The cover image for this post comes from FreshHome.com and is just fantastic and quite fitting for a blog post on Point-of-Use treatment, so I had to use it and give all the attribution in the world possible.
A variety of physical and chemical point-of-use (POU) treatments exist1. The most prevalent treatment approach in homes is boiling water, with over 1.2 million people using it as a means for treatment. Boiling water can significant reduce the presence of bacteria (E.coli was seen to decrease by 98.5%), but its success depends on access to energy sources or wood and compliance.
Filtration technologies such as slow-sand biosand filters and ceramic filters effectively remove protozoa and bacteria. Biosand filters combine filtration and biological removal of contaminants in one device. Typically, the sand traps suspended solids and pathogens and a biolayer uses microbes to consume pathogens. Household ceramic filters typically filter water through a ceramic pot with small pores (down to 0.2 um) capable of filtering bacteria, protozoa, and are good for dealing with turbidity, iron, coliform, and E.coli. Filtration happens at approximate rates of 1-3 liters per hour and the filters generally cost between USD $5-25. The inside filter element should be replaced every 1-2 years and regularly recharged. While biosand and ceramic filters are relatively low-cost, they require maintenance and operation and do not provide residual protection, so filtered water may become contaminated in storage2.
Solar disinfection uses UV-A and heat to kill microbes, viruses, and protozoa. A common method of UV treatment is to put water of relatively low turbidity into a plastic bottle, shake it for oxygenation, and place it on a roof in the sun for several hours. Such treatment methods can cost only $0.63/person/year3. Alternatively, household UV treatments can use engineered solutions with different wavelengths to create relatively low-cost devices. Turbid water can be filtered beforehand, but UV and solar treatments may not provide residual protection, use power, and effectiveness depends on climate if not using energy-intensive bulbs.
Household chlorination using small bottles that are added to water supplies kills viruses and bacteria and also provides residual protection2. It is relatively inexpensive, ranging between $0.50 and $1.00/person/year. Chlorine typically requires 30 minutes of contact time to kill pathogens and can inactivate up to 99.99% of pathogens. Chlorine is an effective option but people have objected to its residual taste and odor for decades.

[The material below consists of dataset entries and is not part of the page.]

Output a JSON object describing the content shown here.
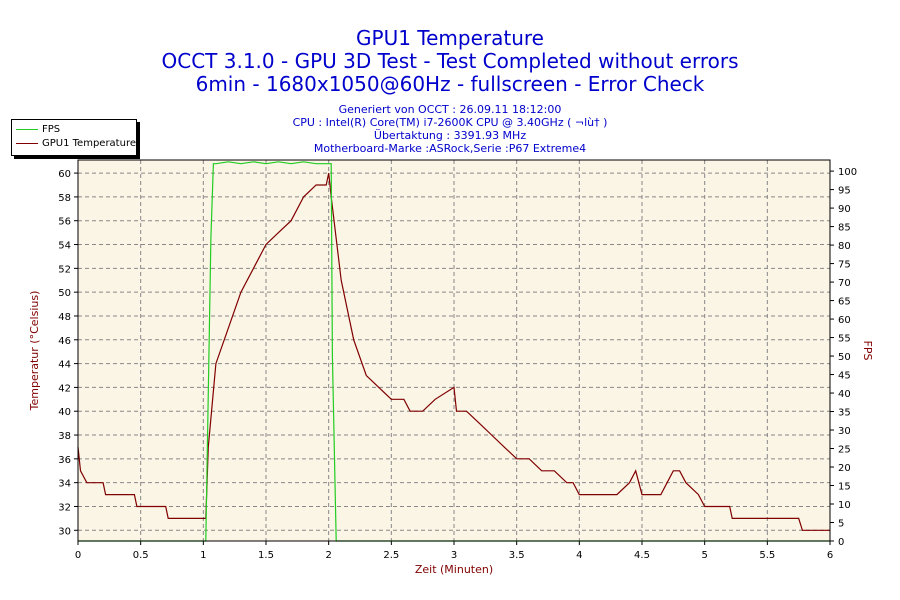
{
  "header": {
    "title1": "GPU1 Temperature",
    "title2": "OCCT 3.1.0 - GPU 3D Test - Test Completed without errors",
    "title3": "6min - 1680x1050@60Hz - fullscreen - Error Check",
    "info1": "Generiert von OCCT : 26.09.11 18:12:00",
    "info2": "CPU : Intel(R) Core(TM) i7-2600K CPU @ 3.40GHz ( ¬lù† )",
    "info3": "Übertaktung : 3391.93 MHz",
    "info4": "Motherboard-Marke :ASRock,Serie :P67 Extreme4"
  },
  "legend": [
    {
      "name": "FPS",
      "color": "#22cc22"
    },
    {
      "name": "GPU1 Temperature",
      "color": "#800000"
    }
  ],
  "chart_data": {
    "type": "line",
    "xlabel": "Zeit (Minuten)",
    "ylabel_left": "Temperatur (°Celsius)",
    "ylabel_right": "FPS",
    "xlim": [
      0,
      6
    ],
    "ylim_left": [
      29.1,
      61.1
    ],
    "ylim_right": [
      0,
      103
    ],
    "xticks": [
      0,
      0.5,
      1,
      1.5,
      2,
      2.5,
      3,
      3.5,
      4,
      4.5,
      5,
      5.5,
      6
    ],
    "xtick_labels": [
      "0",
      "0.5",
      "1",
      "1.5",
      "2",
      "2.5",
      "3",
      "3.5",
      "4",
      "4.5",
      "5",
      "5.5",
      "6"
    ],
    "yticks_left": [
      30,
      32,
      34,
      36,
      38,
      40,
      42,
      44,
      46,
      48,
      50,
      52,
      54,
      56,
      58,
      60
    ],
    "yticks_right": [
      0,
      5,
      10,
      15,
      20,
      25,
      30,
      35,
      40,
      45,
      50,
      55,
      60,
      65,
      70,
      75,
      80,
      85,
      90,
      95,
      100
    ],
    "grid": true,
    "background": "#fbf5e6",
    "series": [
      {
        "name": "GPU1 Temperature",
        "axis": "left",
        "color": "#800000",
        "x": [
          0,
          0.02,
          0.07,
          0.2,
          0.22,
          0.45,
          0.47,
          0.7,
          0.72,
          1.02,
          1.04,
          1.1,
          1.2,
          1.3,
          1.4,
          1.5,
          1.6,
          1.7,
          1.8,
          1.9,
          1.98,
          2.0,
          2.02,
          2.1,
          2.2,
          2.3,
          2.4,
          2.5,
          2.6,
          2.65,
          2.75,
          2.85,
          3.0,
          3.02,
          3.1,
          3.2,
          3.3,
          3.4,
          3.5,
          3.6,
          3.7,
          3.8,
          3.9,
          3.95,
          4.0,
          4.2,
          4.3,
          4.4,
          4.45,
          4.5,
          4.55,
          4.65,
          4.7,
          4.75,
          4.8,
          4.85,
          4.95,
          5.0,
          5.2,
          5.22,
          5.5,
          5.75,
          5.78,
          6.0
        ],
        "y": [
          37,
          35,
          34,
          34,
          33,
          33,
          32,
          32,
          31,
          31,
          37,
          44,
          47,
          50,
          52,
          54,
          55,
          56,
          58,
          59,
          59,
          60,
          58,
          51,
          46,
          43,
          42,
          41,
          41,
          40,
          40,
          41,
          42,
          40,
          40,
          39,
          38,
          37,
          36,
          36,
          35,
          35,
          34,
          34,
          33,
          33,
          33,
          34,
          35,
          33,
          33,
          33,
          34,
          35,
          35,
          34,
          33,
          32,
          32,
          31,
          31,
          31,
          30,
          30
        ]
      },
      {
        "name": "FPS",
        "axis": "right",
        "color": "#22cc22",
        "x": [
          0,
          1.02,
          1.06,
          1.08,
          1.1,
          1.2,
          1.3,
          1.4,
          1.5,
          1.6,
          1.7,
          1.8,
          1.9,
          2.0,
          2.02,
          2.03,
          2.06,
          6.0
        ],
        "y": [
          0,
          0,
          82,
          102,
          102,
          102.5,
          102,
          102.5,
          102,
          102.5,
          102,
          102.5,
          102,
          102,
          102,
          50,
          0,
          0
        ]
      }
    ]
  }
}
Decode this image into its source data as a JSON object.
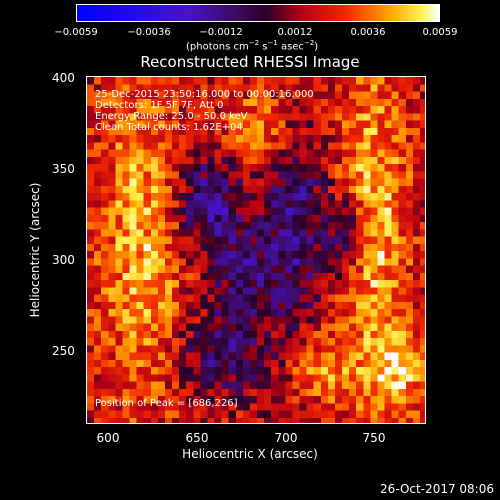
{
  "colorbar": {
    "ticks": [
      "−0.0059",
      "−0.0036",
      "−0.0012",
      "0.0012",
      "0.0036",
      "0.0059"
    ],
    "range": [
      -0.0059,
      0.0059
    ],
    "units_prefix": "(photons cm",
    "units_sup1": "−2",
    "units_mid": " s",
    "units_sup2": "−1",
    "units_mid2": " asec",
    "units_sup3": "−2",
    "units_suffix": ")"
  },
  "chart_data": {
    "type": "heatmap",
    "title": "Reconstructed RHESSI Image",
    "xlabel": "Heliocentric X (arcsec)",
    "ylabel": "Heliocentric Y (arcsec)",
    "xlim": [
      584,
      776
    ],
    "ylim": [
      206,
      402
    ],
    "x_ticks": [
      "600",
      "650",
      "700",
      "750"
    ],
    "y_ticks": [
      "250",
      "300",
      "350",
      "400"
    ],
    "annotations": [
      "25-Dec-2015 23:50:16.000 to 00:00:16.000",
      "Detectors: 1F 5F 7F, Att 0",
      "Energy Range: 25.0 - 50.0 keV",
      "Clean    Total counts: 1.62E+04"
    ],
    "peak_label": "Position of Peak = [686,226]",
    "peak_position": [
      686,
      226
    ],
    "colormap": "blue-purple-red-orange-yellow-white"
  },
  "timestamp": "26-Oct-2017 08:06",
  "colors": {
    "background": "#000000",
    "axes": "#ffffff"
  }
}
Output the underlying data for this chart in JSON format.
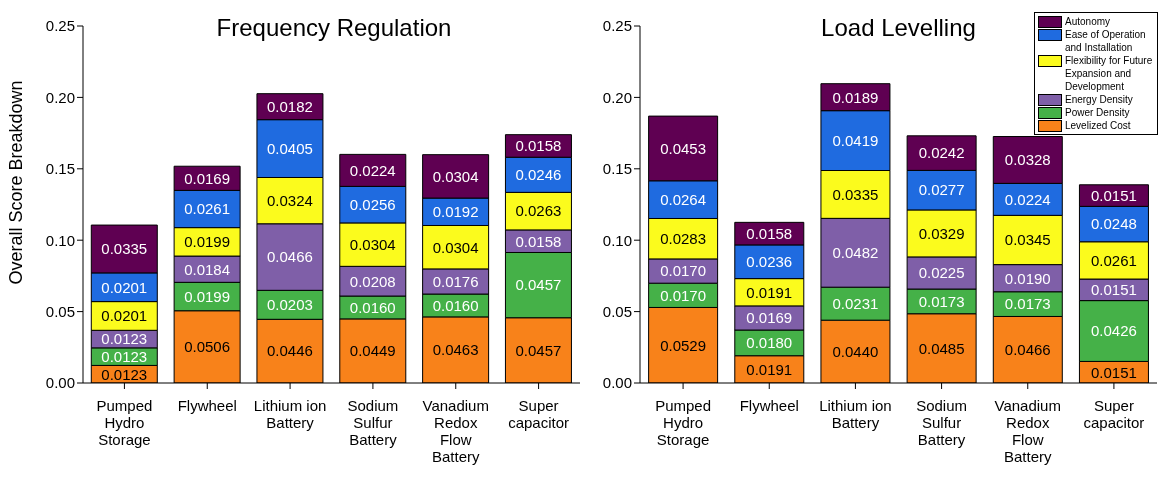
{
  "chart_data": [
    {
      "type": "bar",
      "title": "Frequency Regulation",
      "ylabel": "Overall Score Breakdown",
      "stacked": true,
      "legend": false,
      "categories": [
        "Pumped\nHydro\nStorage",
        "Flywheel",
        "Lithium ion\nBattery",
        "Sodium\nSulfur\nBattery",
        "Vanadium\nRedox\nFlow\nBattery",
        "Super\ncapacitor"
      ],
      "ylim": [
        0,
        0.25
      ],
      "yticks": [
        {
          "value": 0,
          "label": "0.00"
        },
        {
          "value": 0.05,
          "label": "0.05"
        },
        {
          "value": 0.1,
          "label": "0.10"
        },
        {
          "value": 0.15,
          "label": "0.15"
        },
        {
          "value": 0.2,
          "label": "0.20"
        },
        {
          "value": 0.25,
          "label": "0.25"
        }
      ],
      "series": [
        {
          "color": "#f8821a",
          "values": [
            0.0123,
            0.0506,
            0.0446,
            0.0449,
            0.0463,
            0.0457
          ],
          "value_labels": [
            "0.0123",
            "0.0506",
            "0.0446",
            "0.0449",
            "0.0463",
            "0.0457"
          ]
        },
        {
          "color": "#45b148",
          "values": [
            0.0123,
            0.0199,
            0.0203,
            0.016,
            0.016,
            0.0457
          ],
          "value_labels": [
            "0.0123",
            "0.0199",
            "0.0203",
            "0.0160",
            "0.0160",
            "0.0457"
          ]
        },
        {
          "color": "#7f5fa8",
          "values": [
            0.0123,
            0.0184,
            0.0466,
            0.0208,
            0.0176,
            0.0158
          ],
          "value_labels": [
            "0.0123",
            "0.0184",
            "0.0466",
            "0.0208",
            "0.0176",
            "0.0158"
          ]
        },
        {
          "color": "#fbfb1d",
          "values": [
            0.0201,
            0.0199,
            0.0324,
            0.0304,
            0.0304,
            0.0263
          ],
          "value_labels": [
            "0.0201",
            "0.0199",
            "0.0324",
            "0.0304",
            "0.0304",
            "0.0263"
          ]
        },
        {
          "color": "#1f6be0",
          "values": [
            0.0201,
            0.0261,
            0.0405,
            0.0256,
            0.0192,
            0.0246
          ],
          "value_labels": [
            "0.0201",
            "0.0261",
            "0.0405",
            "0.0256",
            "0.0192",
            "0.0246"
          ]
        },
        {
          "color": "#5f0052",
          "values": [
            0.0335,
            0.0169,
            0.0182,
            0.0224,
            0.0304,
            0.0158
          ],
          "value_labels": [
            "0.0335",
            "0.0169",
            "0.0182",
            "0.0224",
            "0.0304",
            "0.0158"
          ]
        }
      ]
    },
    {
      "type": "bar",
      "title": "Load Levelling",
      "stacked": true,
      "legend": "top right",
      "categories": [
        "Pumped\nHydro\nStorage",
        "Flywheel",
        "Lithium ion\nBattery",
        "Sodium\nSulfur\nBattery",
        "Vanadium\nRedox\nFlow\nBattery",
        "Super\ncapacitor"
      ],
      "ylim": [
        0,
        0.25
      ],
      "yticks": [
        {
          "value": 0,
          "label": "0.00"
        },
        {
          "value": 0.05,
          "label": "0.05"
        },
        {
          "value": 0.1,
          "label": "0.10"
        },
        {
          "value": 0.15,
          "label": "0.15"
        },
        {
          "value": 0.2,
          "label": "0.20"
        },
        {
          "value": 0.25,
          "label": "0.25"
        }
      ],
      "series": [
        {
          "name": "Levelized Cost",
          "color": "#f8821a",
          "values": [
            0.0529,
            0.0191,
            0.044,
            0.0485,
            0.0466,
            0.0151
          ],
          "value_labels": [
            "0.0529",
            "0.0191",
            "0.0440",
            "0.0485",
            "0.0466",
            "0.0151"
          ]
        },
        {
          "name": "Power Density",
          "color": "#45b148",
          "values": [
            0.017,
            0.018,
            0.0231,
            0.0173,
            0.0173,
            0.0426
          ],
          "value_labels": [
            "0.0170",
            "0.0180",
            "0.0231",
            "0.0173",
            "0.0173",
            "0.0426"
          ]
        },
        {
          "name": "Energy Density",
          "color": "#7f5fa8",
          "values": [
            0.017,
            0.0169,
            0.0482,
            0.0225,
            0.019,
            0.0151
          ],
          "value_labels": [
            "0.0170",
            "0.0169",
            "0.0482",
            "0.0225",
            "0.0190",
            "0.0151"
          ]
        },
        {
          "name": "Flexibility for Future Expansion and Development",
          "color": "#fbfb1d",
          "values": [
            0.0283,
            0.0191,
            0.0335,
            0.0329,
            0.0345,
            0.0261
          ],
          "value_labels": [
            "0.0283",
            "0.0191",
            "0.0335",
            "0.0329",
            "0.0345",
            "0.0261"
          ]
        },
        {
          "name": "Ease of Operation and Installation",
          "color": "#1f6be0",
          "values": [
            0.0264,
            0.0236,
            0.0419,
            0.0277,
            0.0224,
            0.0248
          ],
          "value_labels": [
            "0.0264",
            "0.0236",
            "0.0419",
            "0.0277",
            "0.0224",
            "0.0248"
          ]
        },
        {
          "name": "Autonomy",
          "color": "#5f0052",
          "values": [
            0.0453,
            0.0158,
            0.0189,
            0.0242,
            0.0328,
            0.0151
          ],
          "value_labels": [
            "0.0453",
            "0.0158",
            "0.0189",
            "0.0242",
            "0.0328",
            "0.0151"
          ]
        }
      ]
    }
  ]
}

With each of the techniques, a combination of filtration and disinfection may be the best approach to address all potential contaminants.
1. Sobesy, M. Managing Water in the Home: Accelerated Health Gains from Improved Water Supply. (World Health Organization: Geneva, Switzerland, 2002).
2. Lantagne, D., Quick, R. & Mintz, E. Household Water Treatment and Safe Storage Options in Developing Countries: A Review of Current Implementation Practices. (Woodrow Wilson Center: Washington, D.C., 2007).at <http://www.wilsoncenter.org/sites/default/files/WaterStoriesHousehold.pdf>
3. Clasen, T., Cairncross, S., Haller, L., Bartram, J. & Walker, D. Cost-effectiveness of water quality interventions for preventing diarrhoeal disease in developing countries. Journal of Water and Health 5, 599 (2007).